Epidemiological Model Calibration via Graybox Bayesian Optimization
Puhua Niu, Byung-Jun Yoon, Xiaoning Qian
TL;DR
The paper tackles the challenge of calibrating expensive epidemiological simulators by introducing a graybox Bayesian optimization framework that exploits known SIQR dynamics through per-compartment Gaussian process surrogates and a function-network structure.
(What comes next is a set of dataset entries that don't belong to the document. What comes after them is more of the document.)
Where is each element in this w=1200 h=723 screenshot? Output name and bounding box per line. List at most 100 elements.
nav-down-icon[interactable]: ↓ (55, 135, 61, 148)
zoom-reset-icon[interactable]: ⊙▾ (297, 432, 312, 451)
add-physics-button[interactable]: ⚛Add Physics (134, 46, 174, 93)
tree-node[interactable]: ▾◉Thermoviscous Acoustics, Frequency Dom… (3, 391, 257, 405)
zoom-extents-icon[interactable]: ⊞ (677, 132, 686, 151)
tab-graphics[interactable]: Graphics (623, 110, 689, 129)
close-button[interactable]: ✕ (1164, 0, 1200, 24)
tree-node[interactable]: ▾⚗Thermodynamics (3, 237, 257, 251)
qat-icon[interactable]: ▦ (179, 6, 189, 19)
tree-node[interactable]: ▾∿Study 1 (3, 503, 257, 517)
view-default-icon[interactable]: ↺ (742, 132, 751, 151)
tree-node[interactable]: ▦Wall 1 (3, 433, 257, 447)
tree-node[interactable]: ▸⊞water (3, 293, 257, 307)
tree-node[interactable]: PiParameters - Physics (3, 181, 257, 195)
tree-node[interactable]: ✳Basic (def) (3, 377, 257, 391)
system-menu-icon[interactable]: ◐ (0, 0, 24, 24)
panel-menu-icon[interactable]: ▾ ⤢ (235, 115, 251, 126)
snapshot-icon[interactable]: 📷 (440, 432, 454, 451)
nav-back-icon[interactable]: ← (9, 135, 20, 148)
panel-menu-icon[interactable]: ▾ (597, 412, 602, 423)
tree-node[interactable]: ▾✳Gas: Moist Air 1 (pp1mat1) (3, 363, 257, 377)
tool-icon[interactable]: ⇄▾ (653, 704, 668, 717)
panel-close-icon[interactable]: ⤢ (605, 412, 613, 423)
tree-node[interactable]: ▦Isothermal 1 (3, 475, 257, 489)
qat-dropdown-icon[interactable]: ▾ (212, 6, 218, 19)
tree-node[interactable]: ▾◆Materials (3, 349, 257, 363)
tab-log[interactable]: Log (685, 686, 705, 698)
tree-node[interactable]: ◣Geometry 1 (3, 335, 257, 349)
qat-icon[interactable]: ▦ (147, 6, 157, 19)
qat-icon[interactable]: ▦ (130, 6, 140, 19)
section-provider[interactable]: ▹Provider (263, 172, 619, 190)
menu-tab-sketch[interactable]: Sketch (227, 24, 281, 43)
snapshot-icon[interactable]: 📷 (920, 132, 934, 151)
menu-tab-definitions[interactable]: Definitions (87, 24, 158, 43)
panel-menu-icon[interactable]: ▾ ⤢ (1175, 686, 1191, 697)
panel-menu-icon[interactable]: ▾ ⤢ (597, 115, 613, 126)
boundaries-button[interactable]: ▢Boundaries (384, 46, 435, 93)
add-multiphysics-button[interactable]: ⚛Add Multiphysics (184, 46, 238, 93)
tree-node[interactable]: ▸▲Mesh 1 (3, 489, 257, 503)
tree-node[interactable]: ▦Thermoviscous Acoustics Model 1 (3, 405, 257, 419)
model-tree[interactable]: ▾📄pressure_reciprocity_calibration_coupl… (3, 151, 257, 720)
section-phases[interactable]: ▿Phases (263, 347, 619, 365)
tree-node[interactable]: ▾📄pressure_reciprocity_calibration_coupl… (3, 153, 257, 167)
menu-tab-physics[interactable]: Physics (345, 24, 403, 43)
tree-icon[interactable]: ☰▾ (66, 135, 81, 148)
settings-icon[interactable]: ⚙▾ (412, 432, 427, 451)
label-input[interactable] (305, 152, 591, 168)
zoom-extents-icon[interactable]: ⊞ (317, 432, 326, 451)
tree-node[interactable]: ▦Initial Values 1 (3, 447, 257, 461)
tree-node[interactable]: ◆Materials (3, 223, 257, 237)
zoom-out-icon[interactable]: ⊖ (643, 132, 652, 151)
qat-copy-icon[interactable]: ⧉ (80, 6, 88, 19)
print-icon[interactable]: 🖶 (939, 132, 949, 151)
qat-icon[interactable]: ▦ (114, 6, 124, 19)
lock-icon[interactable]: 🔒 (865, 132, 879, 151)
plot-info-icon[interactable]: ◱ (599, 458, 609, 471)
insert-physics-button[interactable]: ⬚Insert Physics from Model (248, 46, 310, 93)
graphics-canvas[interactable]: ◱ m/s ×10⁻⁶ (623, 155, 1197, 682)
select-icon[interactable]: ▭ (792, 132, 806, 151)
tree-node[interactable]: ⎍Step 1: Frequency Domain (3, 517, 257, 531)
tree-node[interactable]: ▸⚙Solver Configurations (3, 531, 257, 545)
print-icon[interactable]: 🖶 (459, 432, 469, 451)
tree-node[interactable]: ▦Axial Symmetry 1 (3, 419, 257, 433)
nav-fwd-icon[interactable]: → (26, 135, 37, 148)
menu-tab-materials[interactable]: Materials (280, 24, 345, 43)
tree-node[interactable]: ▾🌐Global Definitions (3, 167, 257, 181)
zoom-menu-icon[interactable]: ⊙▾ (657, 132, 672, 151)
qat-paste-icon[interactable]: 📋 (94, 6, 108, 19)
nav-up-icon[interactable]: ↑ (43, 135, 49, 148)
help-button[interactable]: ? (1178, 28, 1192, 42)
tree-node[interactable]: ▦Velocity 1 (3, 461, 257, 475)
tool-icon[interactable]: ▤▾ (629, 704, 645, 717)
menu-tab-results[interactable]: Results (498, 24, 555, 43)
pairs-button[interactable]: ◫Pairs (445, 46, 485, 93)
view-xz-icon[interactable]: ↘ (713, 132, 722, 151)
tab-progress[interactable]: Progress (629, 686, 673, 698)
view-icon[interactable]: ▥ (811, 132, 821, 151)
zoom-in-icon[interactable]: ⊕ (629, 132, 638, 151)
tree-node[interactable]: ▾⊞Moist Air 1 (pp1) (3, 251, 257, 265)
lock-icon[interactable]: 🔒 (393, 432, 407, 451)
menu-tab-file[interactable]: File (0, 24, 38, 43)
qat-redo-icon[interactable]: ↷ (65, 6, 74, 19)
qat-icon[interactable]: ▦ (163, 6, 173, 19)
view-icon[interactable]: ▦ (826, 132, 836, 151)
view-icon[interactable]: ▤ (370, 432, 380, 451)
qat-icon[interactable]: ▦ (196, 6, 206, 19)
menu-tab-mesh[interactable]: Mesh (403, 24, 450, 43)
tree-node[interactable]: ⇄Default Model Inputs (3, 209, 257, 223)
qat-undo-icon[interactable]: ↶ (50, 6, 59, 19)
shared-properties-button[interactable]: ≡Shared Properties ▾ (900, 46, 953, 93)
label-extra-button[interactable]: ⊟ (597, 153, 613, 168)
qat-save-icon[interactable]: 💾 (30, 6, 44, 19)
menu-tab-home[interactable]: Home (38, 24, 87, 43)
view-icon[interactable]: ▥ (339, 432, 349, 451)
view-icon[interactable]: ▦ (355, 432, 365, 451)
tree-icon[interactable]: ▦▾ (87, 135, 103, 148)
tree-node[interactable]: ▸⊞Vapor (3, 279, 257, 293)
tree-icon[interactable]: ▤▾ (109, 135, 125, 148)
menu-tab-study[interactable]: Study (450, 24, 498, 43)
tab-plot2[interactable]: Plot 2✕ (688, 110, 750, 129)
A composite objective $g(\mathbf{y}(x))=\frac{1}{T}\sum_i (d_i- y_i(x))^2$ guides calibration, while a Knowledge-Gradient-based acquisition with decoupled decisions leverages incomplete observations to improve efficiency. Across simulated and real COVID-19 data, graybox BO variants (notably KG-CF, KG-FN, and DG-CF) show faster convergence and lower $\log(\mathrm{MSE})$ than traditional blackbox approaches, and decoupled acquisition frequently yields additional gains, especially under data missingness. These results suggest that incorporating model structure and observation patterns into BO can enable fast, accurate calibration of complex epidemic models, with potential extension to agent-based models and larger, interconnected sub-systems.
Abstract
In this study, we focus on developing efficient calibration methods via Bayesian decision-making for the family of compartmental epidemiological models. The existing calibration methods usually assume that the compartmental model is cheap in terms of its output and gradient evaluation, which may not hold in practice when extending them to more general settings. Therefore, we introduce model calibration methods based on a "graybox" Bayesian optimization (BO) scheme, more efficient calibration for general epidemiological models. This approach uses Gaussian processes as a surrogate to the expensive model, and leverages the functional structure of the compartmental model to enhance calibration performance. Additionally, we develop model calibration methods via a decoupled decision-making strategy for BO, which further exploits the decomposable nature of the functional structure. The calibration efficiencies of the multiple proposed schemes are evaluated based on various data generated by a compartmental model mimicking real-world epidemic processes, and real-world COVID-19 datasets. Experimental results demonstrate that our proposed graybox variants of BO schemes can efficiently calibrate computationally expensive models and further improve the calibration performance measured by the logarithm of mean square errors and achieve faster performance convergence in terms of BO iterations. We anticipate that the proposed calibration methods can be extended to enable fast calibration of more complex epidemiological models, such as the agent-based models.